Seasoned parenting experts love to give advice to new parents. Every experienced parent is the best parent that has ever walked the face of the Earth. Taking advice from veteran parents is similar to being recommended to a doctor or medical specialist. Everyone’s guy is the best. “You have to see my doctor, he’s the best.” Well, they can’t all be the best. Someone out there is graduating at the bottom of these med school classes, and thus a plethora of doctors exist who are obviously not the best. Parenting is no different. The parenting gurus like to use buzzwords to sound important. Baby proofing is a perfect example of a parenting buzzword gone berserk. All these self-proclaimed parenting experts will champion baby proofing as something all new parents must do. It is critically important. Baby proof your house to protect your infant.
Within the realm of baby proofing, lots of mainstays exist that don’t really change over time. Things like covering electrical outlets, padding the corners of tables, moving heavy objects to higher locations, and keeping sharp, pointy things like pencils, scissors, staples, and ninja sais off the floor where the baby cannot reach them. While taking these precautions seems to orbit the world of common sense, the parenting sages like to call it baby proofing.
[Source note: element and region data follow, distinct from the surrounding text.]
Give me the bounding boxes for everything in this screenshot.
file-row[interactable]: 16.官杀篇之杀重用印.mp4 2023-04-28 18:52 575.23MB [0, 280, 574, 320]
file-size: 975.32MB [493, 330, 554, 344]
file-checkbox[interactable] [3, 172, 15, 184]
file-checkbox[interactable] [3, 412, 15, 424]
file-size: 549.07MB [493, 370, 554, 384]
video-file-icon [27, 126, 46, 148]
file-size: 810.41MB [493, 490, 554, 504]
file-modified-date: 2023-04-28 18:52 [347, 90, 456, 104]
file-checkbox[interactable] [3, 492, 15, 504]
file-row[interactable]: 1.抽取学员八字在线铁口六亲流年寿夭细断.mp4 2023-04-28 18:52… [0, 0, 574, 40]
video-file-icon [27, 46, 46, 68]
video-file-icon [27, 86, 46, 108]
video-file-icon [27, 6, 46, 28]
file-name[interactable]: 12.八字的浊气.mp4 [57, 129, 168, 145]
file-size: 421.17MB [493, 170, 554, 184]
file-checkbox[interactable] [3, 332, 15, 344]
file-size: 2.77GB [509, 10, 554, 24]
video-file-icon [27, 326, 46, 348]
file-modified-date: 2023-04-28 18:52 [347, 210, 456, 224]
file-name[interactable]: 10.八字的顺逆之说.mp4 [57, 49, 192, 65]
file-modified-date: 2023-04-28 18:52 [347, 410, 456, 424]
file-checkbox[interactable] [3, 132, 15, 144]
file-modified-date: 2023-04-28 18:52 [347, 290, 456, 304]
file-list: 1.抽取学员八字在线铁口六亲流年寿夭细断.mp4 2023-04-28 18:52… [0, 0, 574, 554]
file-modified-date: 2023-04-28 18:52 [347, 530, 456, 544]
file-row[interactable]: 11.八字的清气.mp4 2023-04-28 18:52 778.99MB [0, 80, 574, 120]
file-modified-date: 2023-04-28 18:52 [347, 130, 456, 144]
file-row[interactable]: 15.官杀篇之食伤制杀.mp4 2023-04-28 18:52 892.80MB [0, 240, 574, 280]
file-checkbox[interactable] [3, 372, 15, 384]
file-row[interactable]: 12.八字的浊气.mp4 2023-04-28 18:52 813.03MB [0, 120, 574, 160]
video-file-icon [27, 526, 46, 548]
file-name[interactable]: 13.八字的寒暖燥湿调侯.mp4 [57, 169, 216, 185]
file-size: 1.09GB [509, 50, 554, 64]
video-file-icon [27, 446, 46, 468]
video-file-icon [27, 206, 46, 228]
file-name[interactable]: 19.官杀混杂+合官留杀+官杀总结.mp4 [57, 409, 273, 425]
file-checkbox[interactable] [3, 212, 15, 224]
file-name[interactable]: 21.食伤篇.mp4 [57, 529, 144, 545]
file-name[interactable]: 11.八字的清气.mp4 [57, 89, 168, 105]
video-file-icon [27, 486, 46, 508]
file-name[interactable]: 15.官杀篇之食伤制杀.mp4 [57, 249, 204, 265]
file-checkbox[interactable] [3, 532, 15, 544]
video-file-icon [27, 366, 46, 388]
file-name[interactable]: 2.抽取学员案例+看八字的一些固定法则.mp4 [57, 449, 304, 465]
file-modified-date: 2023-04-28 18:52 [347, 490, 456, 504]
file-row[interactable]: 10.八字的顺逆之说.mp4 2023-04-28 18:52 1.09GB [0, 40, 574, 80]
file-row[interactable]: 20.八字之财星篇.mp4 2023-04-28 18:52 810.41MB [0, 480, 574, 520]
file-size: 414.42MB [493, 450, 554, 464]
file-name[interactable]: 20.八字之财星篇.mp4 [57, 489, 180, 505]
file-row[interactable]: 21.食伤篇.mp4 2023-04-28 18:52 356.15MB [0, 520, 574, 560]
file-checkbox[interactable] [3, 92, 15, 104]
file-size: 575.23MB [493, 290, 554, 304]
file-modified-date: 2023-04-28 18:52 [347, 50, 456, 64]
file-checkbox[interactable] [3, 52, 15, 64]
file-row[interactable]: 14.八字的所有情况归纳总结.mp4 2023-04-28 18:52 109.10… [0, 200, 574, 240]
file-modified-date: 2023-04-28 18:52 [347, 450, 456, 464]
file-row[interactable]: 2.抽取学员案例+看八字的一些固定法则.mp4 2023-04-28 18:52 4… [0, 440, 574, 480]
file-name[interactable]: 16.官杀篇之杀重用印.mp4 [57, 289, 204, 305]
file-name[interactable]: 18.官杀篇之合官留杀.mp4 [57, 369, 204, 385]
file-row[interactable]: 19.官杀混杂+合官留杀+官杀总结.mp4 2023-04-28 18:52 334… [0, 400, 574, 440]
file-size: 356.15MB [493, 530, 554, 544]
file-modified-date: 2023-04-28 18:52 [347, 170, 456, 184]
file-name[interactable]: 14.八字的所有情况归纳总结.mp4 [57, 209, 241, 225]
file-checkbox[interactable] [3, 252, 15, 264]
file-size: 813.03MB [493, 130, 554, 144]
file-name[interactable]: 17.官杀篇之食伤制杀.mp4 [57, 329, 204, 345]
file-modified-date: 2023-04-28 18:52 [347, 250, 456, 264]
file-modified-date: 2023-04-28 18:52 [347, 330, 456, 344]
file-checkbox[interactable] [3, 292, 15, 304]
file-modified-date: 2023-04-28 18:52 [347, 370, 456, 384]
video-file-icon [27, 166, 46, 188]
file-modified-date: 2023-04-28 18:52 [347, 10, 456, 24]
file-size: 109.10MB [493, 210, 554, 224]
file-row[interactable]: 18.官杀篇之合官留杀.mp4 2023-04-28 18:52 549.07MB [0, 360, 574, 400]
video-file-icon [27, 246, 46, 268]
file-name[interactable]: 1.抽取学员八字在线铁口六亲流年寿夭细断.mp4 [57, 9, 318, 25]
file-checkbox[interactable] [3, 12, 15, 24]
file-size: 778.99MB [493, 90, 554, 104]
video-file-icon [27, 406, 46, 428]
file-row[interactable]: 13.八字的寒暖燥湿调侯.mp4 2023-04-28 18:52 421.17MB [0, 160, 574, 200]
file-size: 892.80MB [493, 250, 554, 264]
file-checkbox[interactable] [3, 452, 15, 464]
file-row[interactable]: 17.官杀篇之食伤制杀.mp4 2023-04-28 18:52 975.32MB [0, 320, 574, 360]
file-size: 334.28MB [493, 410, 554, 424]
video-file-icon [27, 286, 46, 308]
Even common sense has become so uncommon that we require a user manual and have to give it a cool name in order for it to be taken seriously.
The truth about baby proofing is that it isn’t real. It is a fictional idea conjured solely in the mind of the self-glossed parenting adroit. A baby will discover a thousand different ways to hurt themselves without ever sticking their finger in an electrical socket or pulling daddy’s katana swords off the table. A curious baby will do almost anything to thwart the pseudo-security system that the masterful baby proofing parent has in place. A baby will walk out onto a scorching hot, sun-baked patio and burn their feet. They will attempt to scale the couch at a vertical incline like Spiderman. They will crawl in between the washing machine and the wall simply because they can. They will pull anything within reach out of the pantry or refrigerator. They’ll put food in their eyes. They’ll scratch their face with their tiny claws. They’ll pee on the floor then stand up and slip on their own urine. The entire world is a hazard when you’re a baby.
Baby proofing is a myth until you as the parent are willing to swaddle your baby in packing peanuts and keep it in a plastic bubble. The reality is, your baby will injure itself. It is inevitable. The good news, however, is that babies are soft and flexible and can handle the rugged terrain of endless household threats and perils. Baby proof your house, by all means, but don’t be shocked when your tiny human crashes head first into the floor lamp simply because he or she feels like it. A baby’s mind works like a bull moose in rutting season and every inanimate object in your home is a fertile cow.